Fig. 3. Applications of eSRRF to a range of imaging modalities.

Fig. 3

a, TIRF imaging of the microtubule network in a cultured neuron expressing Skylan-NS-tagged tubulin and subsequent eSRRF processing (see insets and line profile; TIRF-FRC, 425 ± 42 nm; SRRF-FRC, 213 ± 41 nm; eSRRF-FRC, 193 ± 51 nm). b,c, LLS imaging of the ER in Jurkat cells. xy projection (b) and xz projection using LLS microscopy (c) (top left) and the combination with eSRRF reconstruction (bottom right). As the acquisition is sequential, the eSRRF processing was applied on a slice-by-slice basis. Line profiles corresponding to the x and z direction are shown in i and ii, respectively. Sub-diffraction features separated by 190 nm in the lateral plane are marked in gray (FRC resolution LLS/eSRRF, 164 ± 9/84 ± 43 nm).
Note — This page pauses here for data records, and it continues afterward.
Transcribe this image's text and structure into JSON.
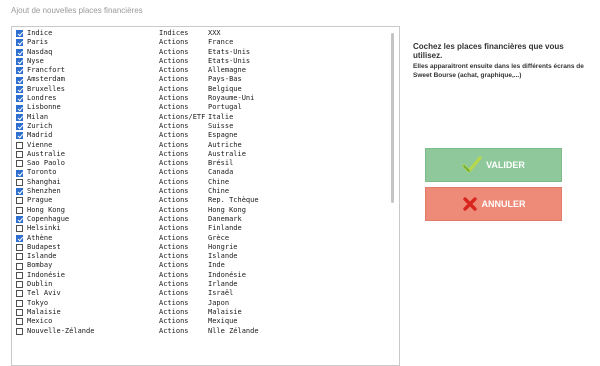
{
  "dialog": {
    "title": "Ajout de nouvelles places financières"
  },
  "instructions": {
    "line1": "Cochez les places financières que vous utilisez.",
    "line2": "Elles apparaitront ensuite dans les différents écrans de Sweet Bourse (achat, graphique,...)"
  },
  "buttons": {
    "validate": "VALIDER",
    "cancel": "ANNULER"
  },
  "colors": {
    "checkbox_on": "#2f6fd0",
    "validate_bg": "#8fc99b",
    "cancel_bg": "#ee8b78"
  },
  "rows": [
    {
      "name": "Indice",
      "type": "Indices",
      "country": "XXX",
      "checked": true
    },
    {
      "name": "Paris",
      "type": "Actions",
      "country": "France",
      "checked": true
    },
    {
      "name": "Nasdaq",
      "type": "Actions",
      "country": "Etats-Unis",
      "checked": true
    },
    {
      "name": "Nyse",
      "type": "Actions",
      "country": "Etats-Unis",
      "checked": true
    },
    {
      "name": "Francfort",
      "type": "Actions",
      "country": "Allemagne",
      "checked": true
    },
    {
      "name": "Amsterdam",
      "type": "Actions",
      "country": "Pays-Bas",
      "checked": true
    },
    {
      "name": "Bruxelles",
      "type": "Actions",
      "country": "Belgique",
      "checked": true
    },
    {
      "name": "Londres",
      "type": "Actions",
      "country": "Royaume-Uni",
      "checked": true
    },
    {
      "name": "Lisbonne",
      "type": "Actions",
      "country": "Portugal",
      "checked": true
    },
    {
      "name": "Milan",
      "type": "Actions/ETF",
      "country": "Italie",
      "checked": true
    },
    {
      "name": "Zurich",
      "type": "Actions",
      "country": "Suisse",
      "checked": true
    },
    {
      "name": "Madrid",
      "type": "Actions",
      "country": "Espagne",
      "checked": true
    },
    {
      "name": "Vienne",
      "type": "Actions",
      "country": "Autriche",
      "checked": false
    },
    {
      "name": "Australie",
      "type": "Actions",
      "country": "Australie",
      "checked": false
    },
    {
      "name": "Sao Paolo",
      "type": "Actions",
      "country": "Brésil",
      "checked": false
    },
    {
      "name": "Toronto",
      "type": "Actions",
      "country": "Canada",
      "checked": true
    },
    {
      "name": "Shanghai",
      "type": "Actions",
      "country": "Chine",
      "checked": false
    },
    {
      "name": "Shenzhen",
      "type": "Actions",
      "country": "Chine",
      "checked": true
    },
    {
      "name": "Prague",
      "type": "Actions",
      "country": "Rep. Tchèque",
      "checked": false
    },
    {
      "name": "Hong Kong",
      "type": "Actions",
      "country": "Hong Kong",
      "checked": false
    },
    {
      "name": "Copenhague",
      "type": "Actions",
      "country": "Danemark",
      "checked": true
    },
    {
      "name": "Helsinki",
      "type": "Actions",
      "country": "Finlande",
      "checked": false
    },
    {
      "name": "Athène",
      "type": "Actions",
      "country": "Grèce",
      "checked": true
    },
    {
      "name": "Budapest",
      "type": "Actions",
      "country": "Hongrie",
      "checked": false
    },
    {
      "name": "Islande",
      "type": "Actions",
      "country": "Islande",
      "checked": false
    },
    {
      "name": "Bombay",
      "type": "Actions",
      "country": "Inde",
      "checked": false
    },
    {
      "name": "Indonésie",
      "type": "Actions",
      "country": "Indonésie",
      "checked": false
    },
    {
      "name": "Dublin",
      "type": "Actions",
      "country": "Irlande",
      "checked": false
    },
    {
      "name": "Tel Aviv",
      "type": "Actions",
      "country": "Israël",
      "checked": false
    },
    {
      "name": "Tokyo",
      "type": "Actions",
      "country": "Japon",
      "checked": false
    },
    {
      "name": "Malaisie",
      "type": "Actions",
      "country": "Malaisie",
      "checked": false
    },
    {
      "name": "Mexico",
      "type": "Actions",
      "country": "Mexique",
      "checked": false
    },
    {
      "name": "Nouvelle-Zélande",
      "type": "Actions",
      "country": "Nlle Zélande",
      "checked": false
    }
  ]
}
AU, arbitrary units. d, Live-cell HiLO-TIRF of COS-7 cells expressing PrSS-mEmerald-KDEL marking the ER lumen imaged at a temporal sampling rate of 10 Hz (temporal color-coding, FRC resolution HiLO/eSRRF, 254 ± 11/143 ± 56 nm). e, Live-cell SDC imaging of U2OS cells transiently expressing SkylanS–β-actin imaged over a time course of 12 h by acquiring substacks of 50 frames to generate a super-resolved eSRRF reconstruction at 10-min intervals (FRC resolution est. SDC/eSRRF, 484 ± 53 nm/151 ± 77 nm). Insets of three consecutive time points (top, SDC; bottom, eSRRF) show an example of actin bundles connecting and detaching (red arrow indicator) in the rectangular region marked by the white frame. Scale bars, 5 µm (a), 1 µm (a insets), 3 µm (b,c), 2 µm (d), 10 µm (e) and 2 µm (e insets). FRC shown as mean ± s.d.